The continuity analysis is only a slight modification of a traditional ALM-study, which most pension funds already used before the introduction of FTK.

The new regulation for pension funds will be implemented on 1 January 2007, while for insurance companies the introduction has been postponed until international agreement on Solvency II regulations.

2-What will most Dutch pension funds have to do to meet the requirements of this legislation? Have they done anything so far?

Moving from a fixed actuarial discount rate to a market-based interest rate increases the interest rate sensitivity of the pension liabilities enormously. On average the duration, a measure of the interest rate sensitivity, is 16, while the duration of the assets is generally about 3. This leads to large reductions in the pension funds solvency when interest rates decline. In order to reduce this interest rate risk, many pension funds are considering extending the duration of their fixed income assets substantially.

The most popular solutions to increase the duration are buying long-dated bonds, interest rate swaps, or liability driven funds from asset managers.
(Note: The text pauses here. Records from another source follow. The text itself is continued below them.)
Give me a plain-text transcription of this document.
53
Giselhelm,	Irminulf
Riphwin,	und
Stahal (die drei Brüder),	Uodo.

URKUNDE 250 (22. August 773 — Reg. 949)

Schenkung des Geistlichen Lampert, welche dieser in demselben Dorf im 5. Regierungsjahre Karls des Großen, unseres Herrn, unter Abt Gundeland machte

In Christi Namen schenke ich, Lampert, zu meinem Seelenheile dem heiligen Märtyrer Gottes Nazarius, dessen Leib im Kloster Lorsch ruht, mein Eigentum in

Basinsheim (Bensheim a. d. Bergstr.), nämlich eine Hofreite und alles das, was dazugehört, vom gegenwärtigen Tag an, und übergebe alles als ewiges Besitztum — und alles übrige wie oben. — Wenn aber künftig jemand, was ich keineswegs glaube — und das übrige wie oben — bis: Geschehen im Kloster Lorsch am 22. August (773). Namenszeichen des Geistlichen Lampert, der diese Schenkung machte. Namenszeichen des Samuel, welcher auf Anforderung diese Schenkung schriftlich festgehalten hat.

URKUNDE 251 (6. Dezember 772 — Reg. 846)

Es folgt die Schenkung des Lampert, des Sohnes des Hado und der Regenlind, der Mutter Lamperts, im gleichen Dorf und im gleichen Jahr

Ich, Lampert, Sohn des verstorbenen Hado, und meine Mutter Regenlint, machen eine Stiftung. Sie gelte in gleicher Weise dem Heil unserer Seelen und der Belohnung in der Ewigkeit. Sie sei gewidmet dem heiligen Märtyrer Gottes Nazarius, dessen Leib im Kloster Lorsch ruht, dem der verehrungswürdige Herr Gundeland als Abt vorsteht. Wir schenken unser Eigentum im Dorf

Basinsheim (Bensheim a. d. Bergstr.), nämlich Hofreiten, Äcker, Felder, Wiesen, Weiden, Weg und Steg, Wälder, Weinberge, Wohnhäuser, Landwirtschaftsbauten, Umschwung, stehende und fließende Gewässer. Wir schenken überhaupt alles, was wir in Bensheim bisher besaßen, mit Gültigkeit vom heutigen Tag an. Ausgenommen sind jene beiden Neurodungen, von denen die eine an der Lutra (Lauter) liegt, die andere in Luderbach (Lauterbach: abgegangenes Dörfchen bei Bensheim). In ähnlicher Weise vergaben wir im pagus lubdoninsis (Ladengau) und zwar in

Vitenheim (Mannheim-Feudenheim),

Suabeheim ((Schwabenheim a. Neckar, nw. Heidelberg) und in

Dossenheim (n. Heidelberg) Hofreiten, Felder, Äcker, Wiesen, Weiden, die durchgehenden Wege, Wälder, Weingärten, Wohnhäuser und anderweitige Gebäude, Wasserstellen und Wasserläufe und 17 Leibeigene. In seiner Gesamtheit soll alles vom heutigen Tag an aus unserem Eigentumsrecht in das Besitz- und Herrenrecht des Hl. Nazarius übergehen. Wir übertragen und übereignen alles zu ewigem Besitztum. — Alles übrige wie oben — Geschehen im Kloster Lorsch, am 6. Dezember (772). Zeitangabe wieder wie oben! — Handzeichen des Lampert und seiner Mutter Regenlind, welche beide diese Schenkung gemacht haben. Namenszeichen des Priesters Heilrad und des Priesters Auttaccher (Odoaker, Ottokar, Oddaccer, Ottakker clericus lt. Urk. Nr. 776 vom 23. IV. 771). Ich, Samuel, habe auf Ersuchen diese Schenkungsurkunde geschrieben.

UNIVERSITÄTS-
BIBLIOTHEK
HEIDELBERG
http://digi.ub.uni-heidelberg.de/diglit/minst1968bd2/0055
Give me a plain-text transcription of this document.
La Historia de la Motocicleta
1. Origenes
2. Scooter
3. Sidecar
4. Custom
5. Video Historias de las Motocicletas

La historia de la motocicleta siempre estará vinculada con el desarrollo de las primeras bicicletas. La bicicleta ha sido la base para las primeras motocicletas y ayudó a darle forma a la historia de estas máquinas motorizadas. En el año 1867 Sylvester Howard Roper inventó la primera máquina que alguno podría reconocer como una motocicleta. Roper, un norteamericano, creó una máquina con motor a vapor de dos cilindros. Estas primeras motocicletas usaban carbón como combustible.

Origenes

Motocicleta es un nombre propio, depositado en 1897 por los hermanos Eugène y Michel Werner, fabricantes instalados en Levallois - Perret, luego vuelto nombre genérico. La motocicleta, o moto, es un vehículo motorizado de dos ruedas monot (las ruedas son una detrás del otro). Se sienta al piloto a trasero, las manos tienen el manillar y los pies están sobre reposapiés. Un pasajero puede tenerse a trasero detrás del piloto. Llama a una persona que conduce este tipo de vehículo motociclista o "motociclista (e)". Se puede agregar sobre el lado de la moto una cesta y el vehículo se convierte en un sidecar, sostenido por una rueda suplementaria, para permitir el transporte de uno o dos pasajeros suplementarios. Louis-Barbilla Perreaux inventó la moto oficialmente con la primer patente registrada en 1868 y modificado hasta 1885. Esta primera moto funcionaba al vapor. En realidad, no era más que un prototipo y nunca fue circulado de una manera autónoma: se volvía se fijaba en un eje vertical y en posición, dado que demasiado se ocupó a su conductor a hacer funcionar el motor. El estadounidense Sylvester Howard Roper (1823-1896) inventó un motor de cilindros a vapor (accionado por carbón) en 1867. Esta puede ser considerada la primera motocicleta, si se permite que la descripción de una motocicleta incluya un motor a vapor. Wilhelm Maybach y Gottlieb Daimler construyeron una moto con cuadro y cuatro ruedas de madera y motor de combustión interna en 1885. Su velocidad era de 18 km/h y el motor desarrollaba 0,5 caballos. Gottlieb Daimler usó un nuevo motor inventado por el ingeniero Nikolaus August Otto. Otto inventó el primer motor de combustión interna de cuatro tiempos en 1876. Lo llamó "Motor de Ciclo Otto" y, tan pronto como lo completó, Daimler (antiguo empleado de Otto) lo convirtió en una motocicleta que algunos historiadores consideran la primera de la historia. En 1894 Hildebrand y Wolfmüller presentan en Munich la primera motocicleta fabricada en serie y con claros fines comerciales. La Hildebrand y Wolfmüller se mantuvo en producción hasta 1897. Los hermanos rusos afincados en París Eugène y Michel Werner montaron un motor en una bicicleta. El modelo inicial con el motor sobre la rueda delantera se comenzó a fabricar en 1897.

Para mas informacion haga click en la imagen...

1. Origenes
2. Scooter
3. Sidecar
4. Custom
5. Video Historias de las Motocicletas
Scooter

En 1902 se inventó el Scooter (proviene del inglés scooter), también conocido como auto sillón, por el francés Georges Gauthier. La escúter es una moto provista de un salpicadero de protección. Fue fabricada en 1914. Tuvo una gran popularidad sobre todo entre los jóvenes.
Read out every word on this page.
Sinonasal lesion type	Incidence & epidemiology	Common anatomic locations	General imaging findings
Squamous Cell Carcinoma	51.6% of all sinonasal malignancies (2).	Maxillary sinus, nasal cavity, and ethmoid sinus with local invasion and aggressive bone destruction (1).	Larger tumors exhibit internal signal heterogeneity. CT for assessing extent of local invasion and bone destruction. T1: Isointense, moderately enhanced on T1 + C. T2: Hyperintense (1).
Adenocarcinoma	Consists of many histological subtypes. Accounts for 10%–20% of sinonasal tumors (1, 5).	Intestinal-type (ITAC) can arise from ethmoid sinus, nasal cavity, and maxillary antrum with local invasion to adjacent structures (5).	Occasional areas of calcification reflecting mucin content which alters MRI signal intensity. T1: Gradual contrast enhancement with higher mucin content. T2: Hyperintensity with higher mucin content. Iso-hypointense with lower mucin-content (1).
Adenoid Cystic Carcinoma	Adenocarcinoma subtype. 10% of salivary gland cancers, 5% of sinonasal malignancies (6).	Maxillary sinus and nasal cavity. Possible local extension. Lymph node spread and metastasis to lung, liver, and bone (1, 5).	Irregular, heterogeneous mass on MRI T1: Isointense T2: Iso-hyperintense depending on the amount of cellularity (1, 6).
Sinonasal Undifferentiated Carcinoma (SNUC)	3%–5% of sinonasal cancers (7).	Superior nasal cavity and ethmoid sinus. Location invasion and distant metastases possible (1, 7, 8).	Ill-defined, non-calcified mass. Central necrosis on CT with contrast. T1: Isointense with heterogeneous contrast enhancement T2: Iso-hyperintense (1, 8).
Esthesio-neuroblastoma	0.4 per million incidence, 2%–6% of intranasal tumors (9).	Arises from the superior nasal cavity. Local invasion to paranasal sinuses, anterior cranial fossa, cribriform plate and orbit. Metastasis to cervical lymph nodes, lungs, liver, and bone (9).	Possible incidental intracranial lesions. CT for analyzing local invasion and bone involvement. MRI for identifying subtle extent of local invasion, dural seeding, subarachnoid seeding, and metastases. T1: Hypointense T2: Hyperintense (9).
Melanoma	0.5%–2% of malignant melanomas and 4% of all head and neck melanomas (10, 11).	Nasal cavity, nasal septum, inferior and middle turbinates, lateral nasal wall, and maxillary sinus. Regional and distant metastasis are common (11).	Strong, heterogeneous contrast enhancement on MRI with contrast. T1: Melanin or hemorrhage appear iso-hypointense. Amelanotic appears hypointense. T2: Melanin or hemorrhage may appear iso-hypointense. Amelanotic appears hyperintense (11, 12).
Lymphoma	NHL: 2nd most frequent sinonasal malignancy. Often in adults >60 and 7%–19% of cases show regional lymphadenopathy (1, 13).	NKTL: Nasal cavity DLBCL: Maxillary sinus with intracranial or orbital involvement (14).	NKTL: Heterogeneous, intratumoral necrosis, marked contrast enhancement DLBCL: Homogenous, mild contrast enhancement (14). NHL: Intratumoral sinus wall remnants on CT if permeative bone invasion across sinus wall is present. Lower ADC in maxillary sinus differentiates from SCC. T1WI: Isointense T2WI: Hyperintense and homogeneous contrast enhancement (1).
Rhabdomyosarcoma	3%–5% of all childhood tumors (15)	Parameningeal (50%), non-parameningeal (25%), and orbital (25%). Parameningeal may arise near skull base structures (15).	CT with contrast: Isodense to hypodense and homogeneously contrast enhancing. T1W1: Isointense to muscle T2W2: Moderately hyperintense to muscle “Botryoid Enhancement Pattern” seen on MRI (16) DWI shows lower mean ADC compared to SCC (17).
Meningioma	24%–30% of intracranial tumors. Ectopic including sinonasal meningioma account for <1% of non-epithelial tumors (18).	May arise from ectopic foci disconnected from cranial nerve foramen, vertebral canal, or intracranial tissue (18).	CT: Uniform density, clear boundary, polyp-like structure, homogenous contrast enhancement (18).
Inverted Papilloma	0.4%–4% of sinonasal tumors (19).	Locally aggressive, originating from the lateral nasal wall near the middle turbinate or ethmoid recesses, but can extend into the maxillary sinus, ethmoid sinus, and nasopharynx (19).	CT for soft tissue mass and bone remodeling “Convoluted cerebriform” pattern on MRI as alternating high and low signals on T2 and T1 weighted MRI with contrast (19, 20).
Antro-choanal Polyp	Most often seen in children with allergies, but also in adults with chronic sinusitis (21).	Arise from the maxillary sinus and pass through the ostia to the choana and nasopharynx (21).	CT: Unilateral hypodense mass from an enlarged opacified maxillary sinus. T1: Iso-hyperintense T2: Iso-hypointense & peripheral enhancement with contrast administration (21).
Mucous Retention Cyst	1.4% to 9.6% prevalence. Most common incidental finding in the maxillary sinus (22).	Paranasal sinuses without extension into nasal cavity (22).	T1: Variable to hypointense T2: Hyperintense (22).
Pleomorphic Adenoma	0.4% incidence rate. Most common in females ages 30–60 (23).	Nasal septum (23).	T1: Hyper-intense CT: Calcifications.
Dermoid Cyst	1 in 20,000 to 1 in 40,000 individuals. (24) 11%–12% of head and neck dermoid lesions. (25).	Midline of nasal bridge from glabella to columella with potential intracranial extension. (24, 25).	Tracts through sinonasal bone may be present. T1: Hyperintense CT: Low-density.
The disadvantage of buying long-dated bonds is that active portfolio management is virtually impossible. The disadvantage of interest rate swaps is the legal and operational complexity. Therefore, we see a huge demand for liability driven investment funds with active returns and a high interest rate sensitivity.

Nowadays, most pension funds are aware of the duration mismatch between their assets and pension liabilities and are familiar with the three instruments mentioned above to reduce this risk. However, they find it generally unattractive to enter the long-dated bond market at the current historically low interest rates. Especially pension funds that are not constrained by the solvency requirements are waiting for higher interest rates before increasing the portfolio duration. Nevertheless, pension funds with currently low solvency margins have started using these fixed-income instruments to protect their funding ratio. Thus far they have had no reason to regret that decision.

3-Do you expect the impact of the FTK-induced investment decisions on the Dutch bond market to be substantial?

Dutch pension liabilities will be valued using the euro-swap-curve when FTK comes into place. This means that the entire European bond and swap market can be used to hedge interest rate risk, instead of just Dutch bonds. This is different from other countries, such as the U.K., Denmark and Sweden, who moved from fixed discount rates to market interest rates before.

Considering the size of the European bond market, one might expect that the Dutch pension liabilities would easily be absorbed. This is, however, not necessarily true. On 12 September 2005, the Dutch regulator unexpectedly announced that FTK would be postponed by one year. The 10-year interest rate reacted with a 6 basis points increase within 15 minutes after this announcement. This suggests that the total of € 650 billion of Dutch pension assets could move interest rates down at the long end in the last quarter of 2006, when all pension funds want to extend their duration in order to be ready for the new regulation to come into effect.